According to Pretorius, the results showed that aside from making payments and managing accounts, online banking users are becoming increasingly likely to log in to apply for new banking products (59%) such as loans and overdrafts. Users also showed an increased likelihood to buy airtime (60% up from 53%), data (29% up from 23%) and lottery tickets (19% up from 13%) via their online banking service.

“Customer satisfaction with internet banking facilities was compared again this year using Columinate’s SITEisfaction measure. The results revealed that FNB has stretched its lead over the competitors by attaining a SITEisfaction score of 75, which is the highest score measured to date. Capitec has surprised again by achieving an overall second position in the ranking with a score of 62, outdoing three more established players in the process. Standard Bank and Nedbank are tied with a score of 50, whilst Absa attained the lowest score of 36.

Pretorius says that FNB’s achievement is due to its ability to offer the most comprehensive service that performs on all levels. “FNB users are most likely to report that their e-banking is user-friendly, innovative and secure. FNB has also succeeded in getting users to utilise more of the available services than other banking users. This has positive implications for both the users who capitalize on the convenience of internet banking and for the bank to ensure greater customer loyalty”.
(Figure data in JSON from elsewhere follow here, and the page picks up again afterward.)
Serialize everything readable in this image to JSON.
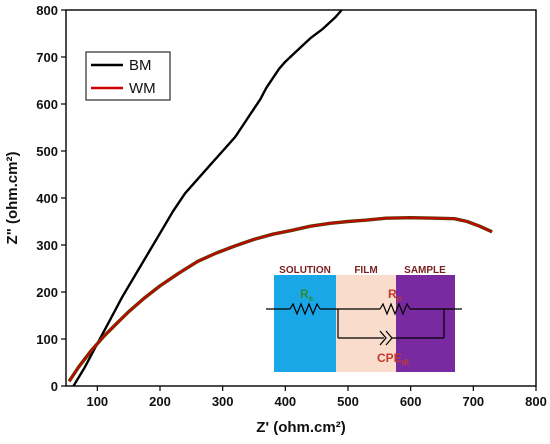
{
  "chart_data": {
    "type": "line",
    "title": "",
    "xlabel": "Z' (ohm.cm²)",
    "ylabel": "Z\" (ohm.cm²)",
    "xlim": [
      50,
      800
    ],
    "ylim": [
      0,
      800
    ],
    "xticks": [
      100,
      200,
      300,
      400,
      500,
      600,
      700,
      800
    ],
    "yticks": [
      0,
      100,
      200,
      300,
      400,
      500,
      600,
      700,
      800
    ],
    "grid": false,
    "legend_position": "top-left",
    "series": [
      {
        "name": "BM",
        "color": "#000000",
        "x": [
          62,
          80,
          100,
          120,
          140,
          160,
          180,
          200,
          220,
          240,
          260,
          280,
          300,
          320,
          330,
          340,
          350,
          360,
          370,
          380,
          390,
          400,
          420,
          440,
          460,
          480,
          490
        ],
        "y": [
          0,
          40,
          90,
          140,
          190,
          235,
          280,
          325,
          370,
          410,
          440,
          470,
          500,
          530,
          550,
          570,
          590,
          610,
          635,
          655,
          675,
          690,
          715,
          740,
          760,
          785,
          800
        ]
      },
      {
        "name": "WM",
        "color": "#d00000",
        "x": [
          55,
          70,
          90,
          110,
          130,
          150,
          175,
          200,
          230,
          260,
          290,
          320,
          350,
          380,
          410,
          440,
          470,
          500,
          530,
          560,
          600,
          640,
          670,
          690,
          710,
          730
        ],
        "y": [
          10,
          40,
          75,
          105,
          132,
          158,
          187,
          213,
          240,
          265,
          283,
          298,
          312,
          323,
          331,
          340,
          346,
          350,
          353,
          357,
          358,
          357,
          356,
          350,
          340,
          328
        ]
      }
    ],
    "inset": {
      "sections": [
        "SOLUTION",
        "FILM",
        "SAMPLE"
      ],
      "components": {
        "r_main": "R",
        "r_sub": "s",
        "rp_main": "R",
        "rp_sub": "p",
        "cpe_main": "CPE",
        "cpe_sub": "dl"
      },
      "colors": {
        "solution": "#1aa7e8",
        "film": "#f9dccb",
        "sample": "#7a2aa0",
        "rs_label": "#2e8b2e",
        "rp_label": "#c0392b",
        "cpe_label": "#c0392b"
      }
    }
  }
}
Other findings revealed that fraud remains a concern for e-bankers, with phishing attacks still the most common type of fraud. The number of users who have been a target of fraud has increased to over 50% this year, which is a worrying trend. Pretorius notes that the variety of financial fraud types has increased in recent years. “Banking customers have to contend with familiar and novel attacks on their accounts: phishing, smishing, deposit refund scams, 419 scams and so the list goes on. It’s no surprise then that awareness of the different scams differs widely. While 90% have heard of phishing, only 54% have heard of the SMS version of this scam, called ‘smishing’. This shows the difficulty in educating customers on how to be vigilant against these attacks.”

Pretorius adds, “The reluctance of banking users to use these services is predominantly due to security concerns, lack of clarity on protection from users banks if accounts are linked to the service, and low awareness of the advantages offered by these tools.”

Meanwhile, in other more recent developments, various online financial management tools have been launched locally by banks and third parties alike. The survey results revealed that awareness (11%) and usage (2%) of these services remain very low and on par with last year.